A couple of years ago, I had a really insightful conversation with a friend/colleague about race. My side gig as the associate publisher of Metro Parent’s sister publication, BLAC Detroit magazine, often affords me this privilege, and I truly consider it just that. But this particular conversation was a revelation for us both. I had commented to this friend/colleague, the former editor of BLAC, that I was embarrassed as a white person by the verdict in the Trayvon Martin case. That this mostly white jury didn’t see that George Zimmerman took this young man’s life for no reason other than his race was not only appalling to me, it set us back. It promulgated the idea that white people will ignore an obvious injustice to protect one of their own.
When I shared the shame I felt as a white person, Emell, the former editor, reacted with surprise. “White people feel that way too?” he said. He explained that black people also worry about the things in the news that reinforce stereotypes about them.

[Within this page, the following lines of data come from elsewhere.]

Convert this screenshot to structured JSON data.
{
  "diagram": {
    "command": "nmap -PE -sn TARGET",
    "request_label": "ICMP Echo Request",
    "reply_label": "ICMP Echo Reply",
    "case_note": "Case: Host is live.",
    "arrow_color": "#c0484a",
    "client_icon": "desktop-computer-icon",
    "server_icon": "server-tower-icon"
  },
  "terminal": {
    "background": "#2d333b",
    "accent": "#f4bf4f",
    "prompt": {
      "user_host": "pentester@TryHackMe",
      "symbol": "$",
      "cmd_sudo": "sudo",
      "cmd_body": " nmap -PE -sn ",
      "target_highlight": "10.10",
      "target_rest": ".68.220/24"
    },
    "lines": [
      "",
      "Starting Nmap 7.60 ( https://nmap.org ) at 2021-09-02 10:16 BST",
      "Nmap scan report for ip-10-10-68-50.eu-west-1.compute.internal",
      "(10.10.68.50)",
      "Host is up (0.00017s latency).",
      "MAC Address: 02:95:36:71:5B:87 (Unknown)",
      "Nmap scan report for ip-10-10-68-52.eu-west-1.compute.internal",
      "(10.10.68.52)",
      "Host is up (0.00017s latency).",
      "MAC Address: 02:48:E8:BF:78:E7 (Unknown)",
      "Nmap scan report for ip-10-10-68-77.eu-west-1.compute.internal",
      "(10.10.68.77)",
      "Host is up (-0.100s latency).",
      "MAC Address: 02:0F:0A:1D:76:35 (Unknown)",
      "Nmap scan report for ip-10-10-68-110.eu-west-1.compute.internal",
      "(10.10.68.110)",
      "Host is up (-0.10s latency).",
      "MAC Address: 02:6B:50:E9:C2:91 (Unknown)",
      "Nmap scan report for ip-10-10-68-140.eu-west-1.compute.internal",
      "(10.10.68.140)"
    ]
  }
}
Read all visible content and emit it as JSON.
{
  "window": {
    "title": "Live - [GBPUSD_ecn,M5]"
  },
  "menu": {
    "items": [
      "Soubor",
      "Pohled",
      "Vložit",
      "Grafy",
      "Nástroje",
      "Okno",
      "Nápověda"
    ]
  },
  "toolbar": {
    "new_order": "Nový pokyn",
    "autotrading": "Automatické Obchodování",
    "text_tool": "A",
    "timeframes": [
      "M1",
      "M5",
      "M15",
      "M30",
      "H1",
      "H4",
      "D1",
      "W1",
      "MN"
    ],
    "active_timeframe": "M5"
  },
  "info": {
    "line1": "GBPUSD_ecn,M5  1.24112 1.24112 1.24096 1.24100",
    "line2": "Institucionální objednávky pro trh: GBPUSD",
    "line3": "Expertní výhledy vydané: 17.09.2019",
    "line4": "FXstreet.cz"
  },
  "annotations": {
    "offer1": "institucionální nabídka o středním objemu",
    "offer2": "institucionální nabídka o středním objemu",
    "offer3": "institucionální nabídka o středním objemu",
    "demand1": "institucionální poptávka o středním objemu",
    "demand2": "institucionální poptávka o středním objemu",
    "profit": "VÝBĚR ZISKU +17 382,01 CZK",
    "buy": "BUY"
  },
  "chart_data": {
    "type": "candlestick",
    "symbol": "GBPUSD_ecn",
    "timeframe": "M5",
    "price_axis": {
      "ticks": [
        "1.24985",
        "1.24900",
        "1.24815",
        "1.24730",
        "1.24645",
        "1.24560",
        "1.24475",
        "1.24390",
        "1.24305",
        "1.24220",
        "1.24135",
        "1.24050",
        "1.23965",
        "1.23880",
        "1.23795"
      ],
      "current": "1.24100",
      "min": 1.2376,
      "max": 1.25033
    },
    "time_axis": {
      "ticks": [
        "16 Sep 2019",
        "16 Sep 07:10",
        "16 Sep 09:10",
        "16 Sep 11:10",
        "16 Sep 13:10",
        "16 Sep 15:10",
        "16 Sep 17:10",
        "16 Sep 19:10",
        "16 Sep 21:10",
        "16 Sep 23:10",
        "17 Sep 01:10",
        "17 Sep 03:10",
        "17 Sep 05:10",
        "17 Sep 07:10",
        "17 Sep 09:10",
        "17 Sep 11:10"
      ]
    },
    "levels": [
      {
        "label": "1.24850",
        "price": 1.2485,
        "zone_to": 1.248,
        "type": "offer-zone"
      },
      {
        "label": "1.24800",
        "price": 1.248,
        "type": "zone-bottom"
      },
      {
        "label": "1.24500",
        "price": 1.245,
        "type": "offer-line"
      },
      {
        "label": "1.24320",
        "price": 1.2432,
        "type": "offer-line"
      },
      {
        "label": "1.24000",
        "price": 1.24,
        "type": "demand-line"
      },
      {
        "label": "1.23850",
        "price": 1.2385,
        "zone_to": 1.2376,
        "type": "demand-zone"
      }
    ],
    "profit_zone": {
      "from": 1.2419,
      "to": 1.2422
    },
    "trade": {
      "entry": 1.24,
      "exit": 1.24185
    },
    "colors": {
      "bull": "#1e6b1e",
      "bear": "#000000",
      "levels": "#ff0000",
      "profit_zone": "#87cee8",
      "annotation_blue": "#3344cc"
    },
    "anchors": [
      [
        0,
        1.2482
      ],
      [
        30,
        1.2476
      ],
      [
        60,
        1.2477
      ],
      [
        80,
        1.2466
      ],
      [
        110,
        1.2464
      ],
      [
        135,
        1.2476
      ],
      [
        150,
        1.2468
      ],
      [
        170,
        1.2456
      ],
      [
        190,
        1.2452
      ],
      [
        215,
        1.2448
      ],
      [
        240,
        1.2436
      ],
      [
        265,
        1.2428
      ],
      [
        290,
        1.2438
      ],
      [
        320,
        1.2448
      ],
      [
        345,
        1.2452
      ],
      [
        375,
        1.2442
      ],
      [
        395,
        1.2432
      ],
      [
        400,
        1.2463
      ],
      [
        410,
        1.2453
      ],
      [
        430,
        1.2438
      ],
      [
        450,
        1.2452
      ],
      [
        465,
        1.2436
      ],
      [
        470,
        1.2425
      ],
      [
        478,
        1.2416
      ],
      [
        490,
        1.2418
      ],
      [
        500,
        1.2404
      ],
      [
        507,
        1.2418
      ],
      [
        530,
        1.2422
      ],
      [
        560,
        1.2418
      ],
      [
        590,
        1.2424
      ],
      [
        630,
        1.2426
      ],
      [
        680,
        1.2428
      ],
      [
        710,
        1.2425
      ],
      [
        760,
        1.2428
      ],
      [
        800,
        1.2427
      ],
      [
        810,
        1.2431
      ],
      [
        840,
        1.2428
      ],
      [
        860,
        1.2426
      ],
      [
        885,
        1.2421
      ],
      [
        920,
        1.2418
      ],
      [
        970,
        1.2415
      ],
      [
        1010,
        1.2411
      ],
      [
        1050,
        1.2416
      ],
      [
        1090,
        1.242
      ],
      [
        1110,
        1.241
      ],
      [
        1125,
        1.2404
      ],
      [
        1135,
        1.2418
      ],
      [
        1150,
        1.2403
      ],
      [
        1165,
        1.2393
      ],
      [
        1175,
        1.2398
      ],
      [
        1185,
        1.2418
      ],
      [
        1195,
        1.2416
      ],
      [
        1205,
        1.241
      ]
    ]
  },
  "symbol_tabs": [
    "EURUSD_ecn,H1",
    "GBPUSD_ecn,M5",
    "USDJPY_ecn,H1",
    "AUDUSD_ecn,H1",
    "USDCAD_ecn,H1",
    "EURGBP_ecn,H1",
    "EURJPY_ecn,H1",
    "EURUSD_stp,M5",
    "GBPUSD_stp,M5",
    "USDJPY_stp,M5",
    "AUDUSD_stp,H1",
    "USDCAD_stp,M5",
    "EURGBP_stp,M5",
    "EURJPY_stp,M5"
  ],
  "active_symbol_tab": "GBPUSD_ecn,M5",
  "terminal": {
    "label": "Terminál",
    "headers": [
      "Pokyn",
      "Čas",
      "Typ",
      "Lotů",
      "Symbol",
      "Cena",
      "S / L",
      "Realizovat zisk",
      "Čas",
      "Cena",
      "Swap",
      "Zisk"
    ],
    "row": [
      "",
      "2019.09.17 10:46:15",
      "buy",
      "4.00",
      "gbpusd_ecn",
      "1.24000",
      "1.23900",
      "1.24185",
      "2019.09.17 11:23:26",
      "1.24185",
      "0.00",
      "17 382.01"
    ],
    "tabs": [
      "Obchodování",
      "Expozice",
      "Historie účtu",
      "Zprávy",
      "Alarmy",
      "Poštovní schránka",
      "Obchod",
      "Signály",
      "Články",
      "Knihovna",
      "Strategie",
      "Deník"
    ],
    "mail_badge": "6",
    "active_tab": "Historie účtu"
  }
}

When some white woman turns up dead in the city, they feel bad and then mentally pivot to this hope: Please don’t let her murderer be black. The fear that we are judged by the worst of us is universal, it seems. And it’s not totally unjustified.
Consider those who are Muslim. Right now with the rise of ISIS and the stories of some rogue, misguided people who shoot up nightclubs in Miami or set bombs in New York, it’s not easy being Muslim. But why?
We should be able to understand not all Muslims are terrorists. After all, we don’t want to be judged by the worst of our tribe, whatever that tribe may be. And yet we often forget to extend the same benefit of the doubt to others.
In this issue of Metro Parent, we talk to some local Muslim families about what it’s been like in our current contentious climate, where political candidates are suggesting they be banned from this country or that their neighborhoods should be patrolled or that they aren’t doing enough to report suspicious activities. What does it feel like, as a law-abiding Muslim family that’s just trying to balance after-school activities and homework and chores and bills like everyone else? What do you say to your kids who hear these words and fear that they’ll have to move from the only home they’ve ever known? How do you explain that there are some extremists who do some terrible things that are not representative of you and your religion? And what would you say to the non-Muslims who view you with skepticism and fear?
We in metro Detroit with our huge Muslim population are luckier than most, I think. The best defense of fear and prejudice is familiarity. It’s hard to hate a group when they are your neighbors, when your kids play with theirs. Through these daily interactions we see our shared humanity. The “otherness” seems so small as we are reminded that we are part of a larger tribe: Americans. And together, we can fight the worst in our society who are defined not by their race or religion but by their awful actions.